Hikaye, Arizona’da bir uçak kazası ve Lut Gölü El Yazmaları üzerinde çalışan bir grup tarihçinin şüphe uyandıran ölümüyle başlıyor. Kurguda iki tane ana kahramanımız mevcut: Eski bir paralı asker olan Leo Tillmann ve Londralı bayan dedektif Heather Kennedy. Bu ikirciklik aynı zamanda Leo’nun romanın aksiyon kısmını, Kennedy’nin de polisiye kısmını üstlendiği karakterler arası kurgusal bir iş bölümü olarak romana yansımış. Karakterlerimiz iki ayrı noktadan, iki ayrı amaçla yola çıkıyor. Fakat nihayetinde yolları, soylarını Yahuda’ya dayandıran, kandan gözyaşları döken ve el yazmalarındaki kadim sırlarını korumak uğruna engel tanımayan soluk tenli suikastçilerin hedef tahtasında kesişiyor.

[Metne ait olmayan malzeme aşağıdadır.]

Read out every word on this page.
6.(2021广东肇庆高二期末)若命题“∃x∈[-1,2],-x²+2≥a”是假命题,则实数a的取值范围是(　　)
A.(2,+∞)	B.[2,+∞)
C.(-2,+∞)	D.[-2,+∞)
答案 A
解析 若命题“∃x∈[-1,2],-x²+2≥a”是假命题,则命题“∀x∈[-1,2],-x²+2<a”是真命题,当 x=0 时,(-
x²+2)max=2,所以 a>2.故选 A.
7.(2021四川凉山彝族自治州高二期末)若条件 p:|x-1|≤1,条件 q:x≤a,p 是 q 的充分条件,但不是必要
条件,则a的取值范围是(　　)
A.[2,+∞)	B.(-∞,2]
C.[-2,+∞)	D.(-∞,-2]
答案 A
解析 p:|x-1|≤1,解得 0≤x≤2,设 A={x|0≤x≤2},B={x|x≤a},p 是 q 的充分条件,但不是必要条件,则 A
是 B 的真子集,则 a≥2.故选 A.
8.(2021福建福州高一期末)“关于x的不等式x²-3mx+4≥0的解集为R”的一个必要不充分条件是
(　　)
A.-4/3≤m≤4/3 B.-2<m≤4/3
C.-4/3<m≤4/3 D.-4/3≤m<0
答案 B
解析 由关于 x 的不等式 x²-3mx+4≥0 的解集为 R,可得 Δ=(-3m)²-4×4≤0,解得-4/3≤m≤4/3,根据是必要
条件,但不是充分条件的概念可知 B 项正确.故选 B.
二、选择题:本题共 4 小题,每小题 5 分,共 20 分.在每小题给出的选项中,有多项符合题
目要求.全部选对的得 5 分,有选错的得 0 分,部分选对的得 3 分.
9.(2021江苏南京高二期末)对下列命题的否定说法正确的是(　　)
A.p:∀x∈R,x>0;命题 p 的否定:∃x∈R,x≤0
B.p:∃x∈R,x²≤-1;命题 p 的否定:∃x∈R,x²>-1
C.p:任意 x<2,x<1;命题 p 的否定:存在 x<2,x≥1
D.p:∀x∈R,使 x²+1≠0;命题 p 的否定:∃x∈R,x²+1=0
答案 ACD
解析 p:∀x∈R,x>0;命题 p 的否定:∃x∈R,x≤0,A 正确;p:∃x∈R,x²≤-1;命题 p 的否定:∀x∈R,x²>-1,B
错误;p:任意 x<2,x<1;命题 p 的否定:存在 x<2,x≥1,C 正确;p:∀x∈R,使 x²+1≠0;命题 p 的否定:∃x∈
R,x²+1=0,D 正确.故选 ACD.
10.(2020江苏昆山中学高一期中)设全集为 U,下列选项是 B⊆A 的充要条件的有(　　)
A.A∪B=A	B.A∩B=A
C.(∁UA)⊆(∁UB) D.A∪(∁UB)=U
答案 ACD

Karakterlerimizin kendilerine has bir edebi ve psikolojik derinlikleri olduğunu söylemek güç. Yazarın Marvel Comics’teki geçmişini de hesap edecek olursak, Leo Tilmann, ailesi kaçırıldıktan ya da öldürüldükten sonra paralı asker – Vigilante profiline bürünüşüyle Punisher vb. karakterleri oldukça anımsatıyor. Tillmann’ın arayışı, yıllar geçtikçe arayışın özünde araç bağlamından çıkarak amaç yerini almasının zayıf anlatımsal işaretlerini veriyor. Zayıf, çünkü ailenin hayatta olma oranı her geçen saniyeyle azalırken, Tillmann’ın ailesini gerçekten aramaya başlamadan önce paralı askerlik vb. eğitim bahanesiyle geçirdiği on yılın, psikanalitik bir 'Thanatos dürtüsü' olup olamayacağı gibi derinliklere inil(e)miyor. Nihayetinde karakterimiz Heidegger’imsi bir anlam ve amaç ipinde ilerlerken, dengesini kaybedip intihara sürüklenebilecek derin bir düşkünlüğe erişemeyip, silahlarını kuşanıp ailesini kötü adamlardan kurtarmaya çalışan bir basmakalıba hapsoluyor.
Heather Kennedy de aynı dertten muzdarip. Halbuki daha geçtiğimiz günlerde edebiyatın erkeklerin tekelinde olduğuna dair araştırma ve tartışmalar edebiyat gündemini meşgul ederken, lezbiyen bir polis memuru edebi ve toplumsal açıdan ne de büyük bir cevher sunabilirdi. Fakat bir karakterin lezbiyen olduğunu ifade edip; akabinde bu cinsel kimliğin karakterin işine, yaşantısına, toplumla olan ilişkilerine ve bu bağlamda kendi psikolojisine nasıl sirayet ettiği üzerine cinsel, toplumsal ve psikolojik bir ayna ve okuyucuyla özdeşlik sağlayamazsanız, yarattığınız bir karakterin eşcinsel olup olmaması kapı kulbumun eşcinsel olup olmaması kadar anlam taşır, daha fazla değil.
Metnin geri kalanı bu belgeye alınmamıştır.